Il ne s’agit donc pas d’annexer Benjamin au trotskysme ou d’effacer les clivages théoriques et intellectuels qui le séparaient du révolutionnaire russe. Cependant, en dépit de ces différences, leurs pensées présentaient aussi des affinités étonnantes et demeurent porteuses d’une richesse qu’il faut mettre en valeur. Selon Terry Eagleton, « les Thèses sont un superbe document révolutionnaire, mais elles évo­quent la lutte de classe surtout en termes de conscience, d’images, de mémoire et d’expérience, en gardant un silence presque total sur le problème de ses formes politiques ». Il conclut en affirmant que « ce qui reste une image chez Benjamin devient une stratégie politique avec Trotsky[24] ». Il y a sans doute un élément de vérité dans cette remarque, mais voir les conceptions politiques du révolutionnaire russe comme la prolongation de la philosophie du critique allemand signifie résoudre le problème de leur relation d’une manière un peu trop simpliste.

Il me semble plus utile et correct de considérer Benjamin et Trotsky comme deux figures distinctes dans la constellation du marxisme. Les correspondances que nous avons essayé de dégager dans leurs écrits prouvent que le marxisme peut s’enrichir à la fois d’une critique romantique du progrès et d’une analyse scientifique et ration­nelle du capitalisme (ainsi que des sociétés postcapitalistes), surtout lorsqu’elles s’unissent dans la perspective communiste du dépassement de la réalité présente[25]. Benjamin et Trotsky demeurent deux sources fondamentales d’inspiration pour une pensée critique et révolutionnaire visant à intervenir dans le monde d’aujourd’hui, à la fin du XXc siècle.

 

Notes

[1] W. Benjamin, Gesammelte Schriften (GS), Suhrkamp, Frankfurt/M, 1977, II, 2, p. 755-762.
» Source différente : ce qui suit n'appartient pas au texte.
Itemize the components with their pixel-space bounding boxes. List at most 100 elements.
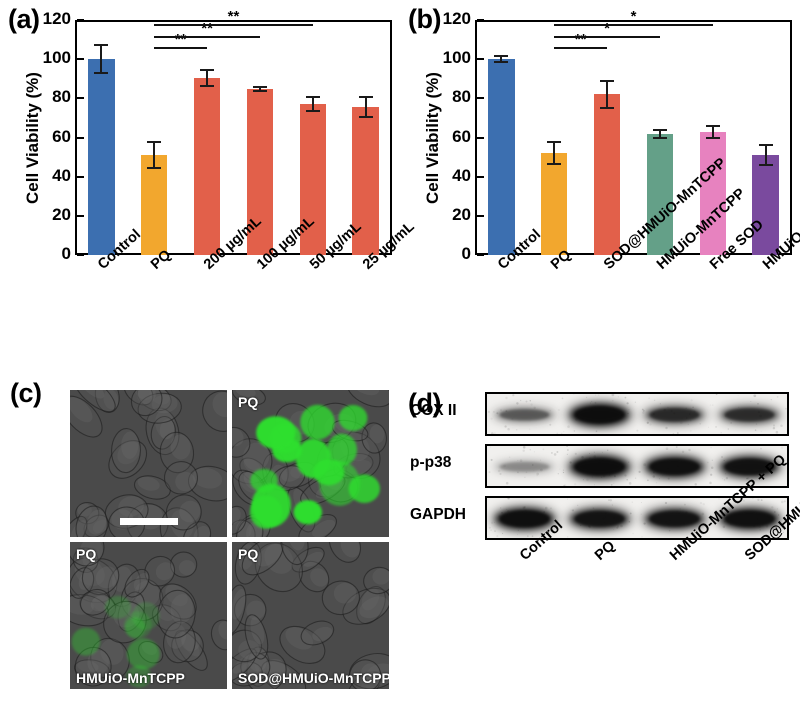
- bar-6: [352, 107, 379, 255]
- error-bar-cap: [758, 144, 773, 147]
- y-tick-label: 120: [442, 9, 471, 28]
- error-bar: [100, 45, 103, 73]
- microscopy-image-pq: PQ: [232, 390, 389, 537]
- y-tick-mark: [77, 136, 84, 139]
- panel-b-plot-area: [475, 20, 792, 255]
- error-bar-cap: [705, 136, 720, 139]
- blot-bands: [487, 394, 787, 434]
- y-tick-mark: [477, 19, 484, 21]
- error-bar-cap: [252, 89, 267, 92]
- error-bar-cap: [758, 163, 773, 166]
- panel-d: (d) COX II p-p38 GAPDH Control PQ HMUiO-MnTC…: [400, 370, 800, 727]
- error-bar-cap: [200, 68, 215, 71]
- error-bar-cap: [200, 84, 215, 87]
- microscopy-bottom-label: HMUiO-MnTCPP: [76, 670, 185, 686]
- y-tick-label: 0: [61, 244, 71, 263]
- y-tick-label: 120: [42, 9, 71, 28]
- bar-2: [541, 153, 568, 255]
- error-bar-cap: [600, 79, 615, 82]
- error-bar-cap: [494, 61, 509, 64]
- significance-line-2: [154, 35, 260, 38]
- y-tick-mark: [477, 214, 484, 217]
- y-tick-mark: [77, 214, 84, 217]
- y-tick-label: 100: [442, 48, 471, 68]
- error-bar: [153, 142, 156, 168]
- panel-b: (b) Cell Viability (%) 0 20 40 60 80 100 120 *…: [400, 0, 800, 370]
- error-bar: [658, 129, 661, 138]
- error-bar-cap: [652, 136, 667, 139]
- error-bar-cap: [652, 128, 667, 131]
- significance-star-3: *: [630, 7, 637, 25]
- blot-bands: [488, 446, 784, 486]
- error-bar-cap: [358, 115, 373, 118]
- error-bar: [711, 125, 714, 138]
- panel-c: (c) PQ PQ HMUiO-MnTCPP PQ SOD@HMUiO-MnTCPP: [0, 370, 400, 727]
- error-bar-cap: [358, 96, 373, 99]
- error-bar-cap: [94, 71, 109, 74]
- blot-row-label-cox-ii: COX II: [410, 402, 457, 419]
- y-tick-mark: [477, 97, 484, 100]
- blot-membrane-3: [485, 496, 789, 540]
- y-tick-mark: [477, 254, 484, 256]
- error-bar-cap: [94, 44, 109, 47]
- error-bar-cap: [547, 162, 562, 165]
- bar-1: [88, 59, 115, 255]
- cell-texture: [232, 542, 389, 689]
- y-tick-mark: [477, 58, 484, 61]
- bar-3: [193, 77, 221, 255]
- error-bar: [500, 56, 503, 63]
- significance-star-2: *: [604, 19, 610, 37]
- error-bar: [553, 142, 556, 164]
- y-tick-label: 100: [42, 48, 71, 68]
- error-bar: [206, 69, 209, 86]
- bar-4: [646, 133, 674, 255]
- error-bar: [258, 86, 261, 91]
- bar-5: [299, 104, 326, 255]
- bar-2: [141, 155, 168, 255]
- y-tick-label: 20: [452, 204, 471, 224]
- y-tick-label: 80: [52, 87, 71, 107]
- y-tick-mark: [77, 254, 84, 256]
- panel-a-label: (a): [8, 4, 40, 34]
- y-tick-label: 0: [461, 244, 471, 263]
- blot-lane-label-2: PQ: [591, 537, 618, 564]
- error-bar-cap: [147, 166, 162, 169]
- y-tick-label: 40: [52, 165, 71, 185]
- bar-5: [699, 131, 726, 255]
- microscopy-top-label: PQ: [76, 546, 97, 562]
- blot-bands: [488, 498, 786, 538]
- panel-d-label: (d): [408, 388, 441, 418]
- bar-6: [752, 155, 779, 255]
- significance-star-1: **: [174, 31, 187, 49]
- error-bar-cap: [547, 141, 562, 144]
- bar-1: [488, 59, 515, 255]
- microscopy-bottom-label: SOD@HMUiO-MnTCPP: [238, 670, 389, 686]
- error-bar-cap: [252, 85, 267, 88]
- microscopy-image-control: [70, 390, 227, 537]
- panel-b-label: (b): [408, 4, 441, 34]
- error-bar: [764, 145, 767, 165]
- error-bar: [606, 80, 609, 109]
- significance-line-1: [554, 47, 608, 50]
- microscopy-top-label: PQ: [238, 394, 259, 410]
- y-tick-label: 80: [452, 87, 471, 107]
- error-bar-cap: [305, 96, 320, 99]
- blot-row-label-p-p38: p-p38: [410, 454, 452, 471]
- panel-a-plot-area: [75, 20, 392, 255]
- error-bar-cap: [705, 124, 720, 127]
- error-bar: [364, 97, 367, 117]
- significance-star-1: **: [574, 31, 587, 49]
- y-tick-label: 60: [52, 126, 71, 146]
- blot-membrane-1: [485, 392, 789, 436]
- error-bar-cap: [494, 55, 509, 58]
- significance-line-1: [154, 47, 208, 50]
- significance-line-3: [154, 23, 313, 26]
- error-bar: [311, 97, 314, 112]
- cell-texture: [70, 390, 227, 537]
- significance-star-2: **: [201, 19, 213, 37]
- y-tick-label: 40: [452, 165, 471, 185]
- y-tick-mark: [477, 175, 484, 178]
- microscopy-top-label: PQ: [238, 546, 259, 562]
- significance-line-2: [554, 35, 660, 38]
- y-tick-label: 20: [52, 204, 71, 224]
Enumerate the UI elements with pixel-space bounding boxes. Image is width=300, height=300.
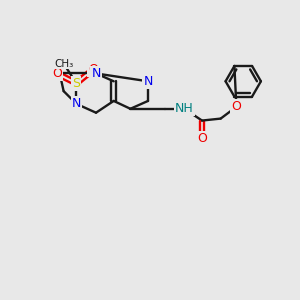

[2] L. Trotsky, Littérature et Révolution, 10/18, Paris, 1974, p. 496.

[3] W. Benjamin, Mythe et Violence, Denoël, Paris, 1971, p. 310.

[4] W. Benjamin, Correspondance II, Aubier-Montaigne, Paris, 1979, p. 68.

[5] W. Benjamin, Journal de Moscou, L’Arche, Paris, 1983, p. 81.

[6] W. Benjamin, Ecrits autobiographiques, Bourgois, Paris, 1990, p. 3.

[7] W. Benjamin, Essais (1935-1940), Denoël/Gonthier, Paris, 1983, p, 200.

[8] cf W. Kraft, « Ueber Benjamin », in Sigfried Unseid (HrsgJ, Zur Aktualilat Walter Benjamins, Suhrkamp, Frankfurt/M, 1972, p, 69 ; J. Selz, « Un incontro con Benjamin», in W. Benjamin, SidThascisch, Einaudi, Torino, 1980, p. 151.

[9] L. Trotsky, The First fîve years of commnnist international, Pathfinder Press, New York, 1972, vol, I, p. 211. Sur la rupture de Trotsky avec le marxisme de la IIe Internatio­nale, voir Ernest Mandel, Trotsky, Maspero, Paris, 1979.

[10] W. Benjamin, GS II, 2, p. 465-505.

[11] W. Benjamin, Essais (1935-1940), p, 203.

[12] W. Benjamin, Charles Baudelaire, Payot, Paris, 1982, p. 247.

[13] L, Trotsky, Littérature et Révolution, p. 353.

[14] Cité par Pierre Broué, Trotsky, Fayard, Paris, 1988.

[15] W. Benjamin, GS III, p. 250.

[16] L. Trotsky, Œuvres, vol. 24, p. 28-29.

[17] L. Trotsky, préface à Histoire de la Révolution russe, Le Seuil, Paris, 1975, vol. 1.

[18] Isaac Deutscher, Trotsky, 10/18, Paris, 1980, vol. 5, p. 319-320.

[19] W. Berjamin, GS /, 3, p. 1232.

[20] Cité par P. Broué, Trotsky, p. 947.

[21] W. Benjamin, GS I, 3, p. 1231.

[22] L. Trotsky, Littérature et Révolution, p, 286-287.

[23] W. Benjamin, GS II, 1, p. 219-233.

[24] T. Eagleton, Walter Benjamin or towards a revolutionary criticism, Verso, London, 1983, p. 176 et 178.

[25] Voir Michael Löwy, «The romantic and the marxist critique of modem civilization », in Theory and society, 1987, n° 16, p. 891-904.